The cattle placed on the refuge would be treated for the ticks and the hope is that the arachnids would latch onto them rather than nilgai or deer. “That’s the whole premise behind that technique is to sort of act like a vacuum for ticks, using cattle,” Blihovde said.

The cattle grazing would be carefully controlled and regulated, Blihovde said. An industry expert would determine how many head of cattle could safely be sustained in the grazing areas. And they would be rounded up every few weeks.

Blihovde estimated that approximately 25 cows would be grazed on units spanning between 1,500 – 3,000 acres in size. Only female cattle would be used, as they are more docile.

“A lot of our neighbors are cattle ranchers and they’re hurting because of the tick. We want to try and help. Certainly, we have concerns, too, for the habitat,” Blihovde said.

But the proposals for cattle grazing and the use of insecticide-laced deer feed is not without its detractors. During a month-long public commenting period hosted by the USDA, dozens of concerned residents expressed staunch opposition to both.

One such person was Laguna Vista resident Nicole Eckstrom, who serves on the board of the Friends of Laguna Atascosa. “We are not in support. Our board is not in support of that,” Eckstrom said during a phone interview.

Eckstrom cited a lack of scientific data that examines how ivermectin treated corn would affect wildlife. She feared the refuge’s population of migratory birds could unwittingly ingest the chemical to detrimental effect.

“It’s been documented in other cases where these same feeders that birds definitely can get into it,” she said.

Blihovde said steps will be taken to mitigate any collateral impacts to other species. The feeders will be closely fenced. Access to the corn will be limited via a small hole that deer will have to stick their heads into.

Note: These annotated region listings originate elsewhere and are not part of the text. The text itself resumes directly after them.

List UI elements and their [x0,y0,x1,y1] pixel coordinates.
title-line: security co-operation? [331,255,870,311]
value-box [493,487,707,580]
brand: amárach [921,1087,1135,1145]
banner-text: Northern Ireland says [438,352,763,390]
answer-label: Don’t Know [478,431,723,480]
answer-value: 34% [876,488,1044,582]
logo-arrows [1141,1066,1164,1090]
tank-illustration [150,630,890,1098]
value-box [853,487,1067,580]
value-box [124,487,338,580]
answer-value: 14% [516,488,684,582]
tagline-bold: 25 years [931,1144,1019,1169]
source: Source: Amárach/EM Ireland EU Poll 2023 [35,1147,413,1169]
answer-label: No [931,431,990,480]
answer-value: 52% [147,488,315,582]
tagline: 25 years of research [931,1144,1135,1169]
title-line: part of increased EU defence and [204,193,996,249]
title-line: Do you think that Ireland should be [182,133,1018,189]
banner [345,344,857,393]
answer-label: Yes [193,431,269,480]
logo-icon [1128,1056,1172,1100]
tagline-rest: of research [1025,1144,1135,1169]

“We’ve racked our brains trying to think of all the effects this could have on wildlife and we don’t think that there will be any deleterious effects,” Blihovde said.

Up to 100 feeders will be installed, which will be monitored weekly. That concerns Eckstrom, too, who fears that increased foot traffic in the refuge’s environmentally sensitive areas could cause damage.

As the commenting period came to a close late in January, the USDA deliberated the environmental assessment. Just last week, it issued a finding of “no significant impacts,” meaning the two tick eradication methods can go forward.

Blihovde said cattle could be brought to the refuge as soon as the end of the month.

But all the efforts could be for naught. Nilgai don’t exist solely on the refuge. Many of the exotic animals hide in the brush of nearby ranches and other private property. “The estimates we’ve seen from USDA are that there are more nilgai outside the refuge than there are inside the refuge. We may harvest a lot on the refuge and they kind of fill back in,” Blihovde explained.

Though the refuge will move forward with the treated corn and cattle grazing, officials are eager to explore other options to reduce nilgai and deer numbers, as well, the refuge manager explained. He said he hopes to be able to organize hunting opportunities for injured or wounded veterans via the Wounded Warrior program. Too, the Refuge recently announced the opening of two more public hunting opportunities from April 7-8 and April 14-15.

Blihovde is hopeful the combined efforts and methods of addressing the tick issue will be enough to eradicate them. “We hope that that would be enough to actually do what is necessary to get the ticks out of the environment because we definitely want to help and rid the area of this tick. It’s a nonnative tick, it’s not supposed to be here,” he said.